Some City Council members worry about the measure’s legality. They voted Monday to move the initiative on to the county to verify signatures, but are seeking legal advice about its constitutionality. If they believe it’s illegal, they can seek a court challenge, which could prevent it from appearing on the ballot.

“We’re going to have lawsuits out the ying yang” if the initiative turns out to be unconstitutional, says Councilwoman Nancy McLaughlin. “The minute we say to the people that this is OK, and if it passes, who’s going to get sued? The city’s going to get sued.”

Two cases from Bellingham seem to support the council’s worries. One case blocked an initiative requiring a citizen vote on the use of red light cameras, saying the initiative overstepped the bounds of initiative power because the Legislature had specifically given power to regulate red light cameras to cities, not voters.

Another focused on a Community Bill of Rights from a group called Coal-Free Bellingham. The initiative would have outlawed any corporation from transporting coal through town, and attracted a lawsuit from the city and BNSF Railway Co. Initiative supporters argued the state should allow the voters to speak before assessing the constitutionality of the issue. The city feared it would lose money and faith in the process by placing an invalid initiative on the ballot, and in the end a judge agreed, blocking the initiative.

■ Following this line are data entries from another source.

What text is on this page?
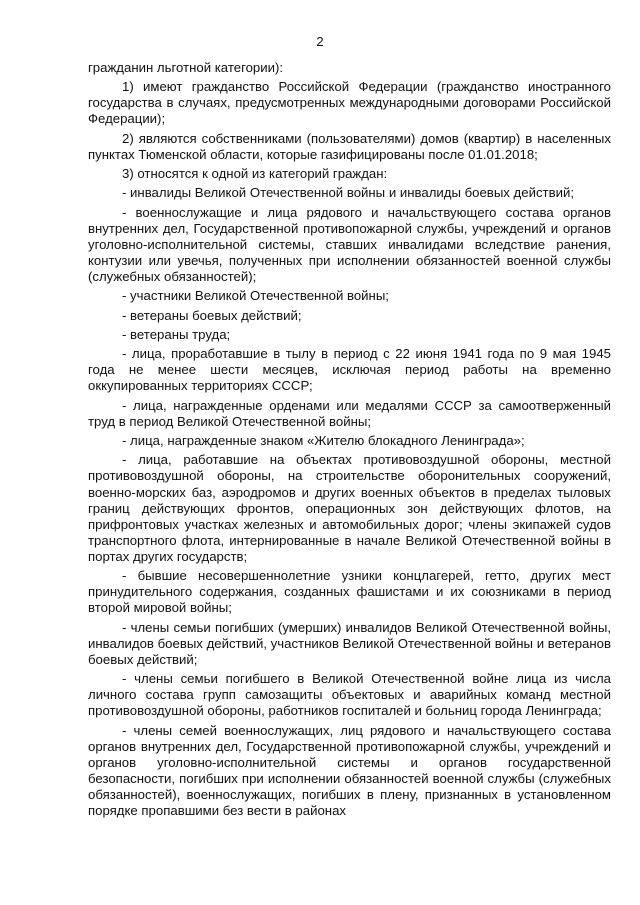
2

гражданин льготной категории):

1) имеют гражданство Российской Федерации (гражданство иностранного государства в случаях, предусмотренных международными договорами Российской Федерации);

2) являются собственниками (пользователями) домов (квартир) в населенных пунктах Тюменской области, которые газифицированы после 01.01.2018;

3) относятся к одной из категорий граждан:

- инвалиды Великой Отечественной войны и инвалиды боевых действий;

- военнослужащие и лица рядового и начальствующего состава органов внутренних дел, Государственной противопожарной службы, учреждений и органов уголовно-исполнительной системы, ставших инвалидами вследствие ранения, контузии или увечья, полученных при исполнении обязанностей военной службы (служебных обязанностей);

- участники Великой Отечественной войны;

- ветераны боевых действий;

- ветераны труда;

- лица, проработавшие в тылу в период с 22 июня 1941 года по 9 мая 1945 года не менее шести месяцев, исключая период работы на временно оккупированных территориях СССР;

- лица, награжденные орденами или медалями СССР за самоотверженный труд в период Великой Отечественной войны;

- лица, награжденные знаком «Жителю блокадного Ленинграда»;

- лица, работавшие на объектах противовоздушной обороны, местной противовоздушной обороны, на строительстве оборонительных сооружений, военно-морских баз, аэродромов и других военных объектов в пределах тыловых границ действующих фронтов, операционных зон действующих флотов, на прифронтовых участках железных и автомобильных дорог; члены экипажей судов транспортного флота, интернированные в начале Великой Отечественной войны в портах других государств;

- бывшие несовершеннолетние узники концлагерей, гетто, других мест принудительного содержания, созданных фашистами и их союзниками в период второй мировой войны;

- члены семьи погибших (умерших) инвалидов Великой Отечественной войны, инвалидов боевых действий, участников Великой Отечественной войны и ветеранов боевых действий;

- члены семьи погибшего в Великой Отечественной войне лица из числа личного состава групп самозащиты объектовых и аварийных команд местной противовоздушной обороны, работников госпиталей и больниц города Ленинграда;

- члены семей военнослужащих, лиц рядового и начальствующего состава органов внутренних дел, Государственной противопожарной службы, учреждений и органов уголовно-исполнительной системы и органов государственной безопасности, погибших при исполнении обязанностей военной службы (служебных обязанностей), военнослужащих, погибших в плену, признанных в установленном порядке пропавшими без вести в районах
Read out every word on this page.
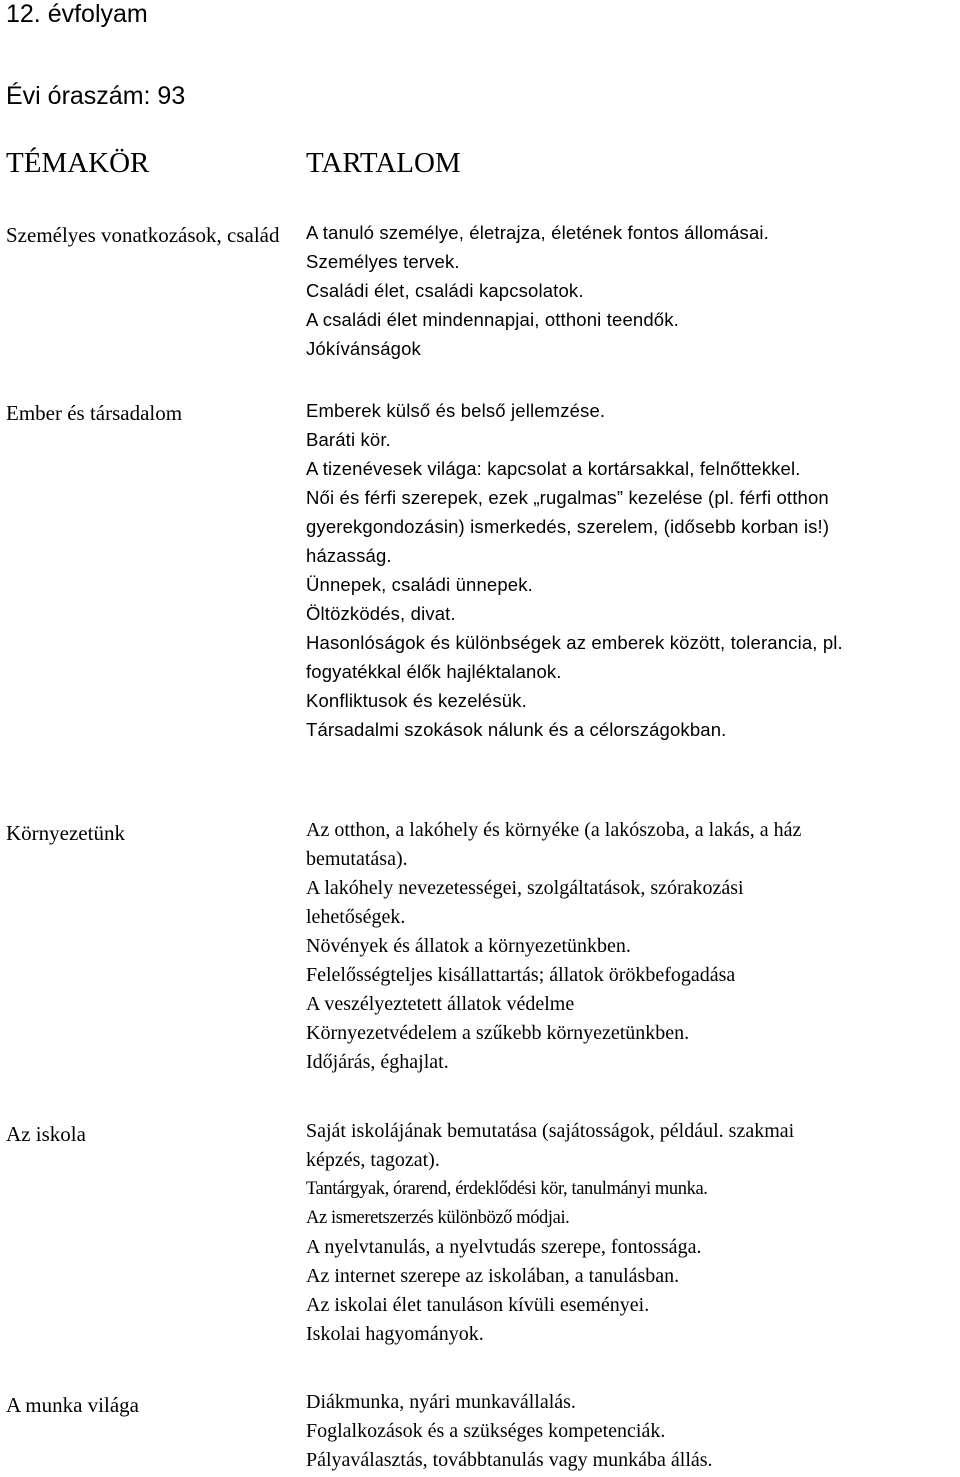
12. évfolyam
Évi óraszám: 93
TÉMAKÖR	TARTALOM
Személyes vonatkozások, család	A tanuló személye, életrajza, életének fontos állomásai.
Személyes tervek.
Családi élet, családi kapcsolatok.
A családi élet mindennapjai, otthoni teendők.
Jókívánságok
Ember és társadalom	Emberek külső és belső jellemzése.
Baráti kör.
A tizenévesek világa: kapcsolat a kortársakkal, felnőttekkel.
Női és férfi szerepek, ezek „rugalmas” kezelése (pl. férfi otthon
gyerekgondozásin) ismerkedés, szerelem, (idősebb korban is!)
házasság.
Ünnepek, családi ünnepek.
Öltözködés, divat.
Hasonlóságok és különbségek az emberek között, tolerancia, pl.
fogyatékkal élők hajléktalanok.
Konfliktusok és kezelésük.
Társadalmi szokások nálunk és a célországokban.
Környezetünk	Az otthon, a lakóhely és környéke (a lakószoba, a lakás, a ház
bemutatása).
A lakóhely nevezetességei, szolgáltatások, szórakozási
lehetőségek.
Növények és állatok a környezetünkben.
Felelősségteljes kisállattartás; állatok örökbefogadása
A veszélyeztetett állatok védelme
Környezetvédelem a szűkebb környezetünkben.
Időjárás, éghajlat.
Az iskola	Saját iskolájának bemutatása (sajátosságok, például. szakmai
képzés, tagozat).
Tantárgyak, órarend, érdeklődési kör, tanulmányi munka.
Az ismeretszerzés különböző módjai.
A nyelvtanulás, a nyelvtudás szerepe, fontossága.
Az internet szerepe az iskolában, a tanulásban.
Az iskolai élet tanuláson kívüli eseményei.
Iskolai hagyományok.
A munka világa	Diákmunka, nyári munkavállalás.
Foglalkozások és a szükséges kompetenciák.
Pályaválasztás, továbbtanulás vagy munkába állás.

Spokane City Council legal counsel Mike Piccolo says his department has not yet issued a formal opinion on the legality of SMAC’s initiative, and he won’t speculate on whether it will meet the same fate as Bellingham’s. But, he says, “obviously there’s been some discussion” on the comparison.

Spokane attorney Breean Beggs, who represented Coal-Free Bellingham during that case and has reviewed the SMAC initiative, says he doesn’t think a judge would prevent SMAC’s initiative from going to a vote but believes a court could later rule it unconstitutional.

Citizens United only had to do with federal election law, not local, but it would be a hot topic,” Beggs says. “Someone would challenge it.”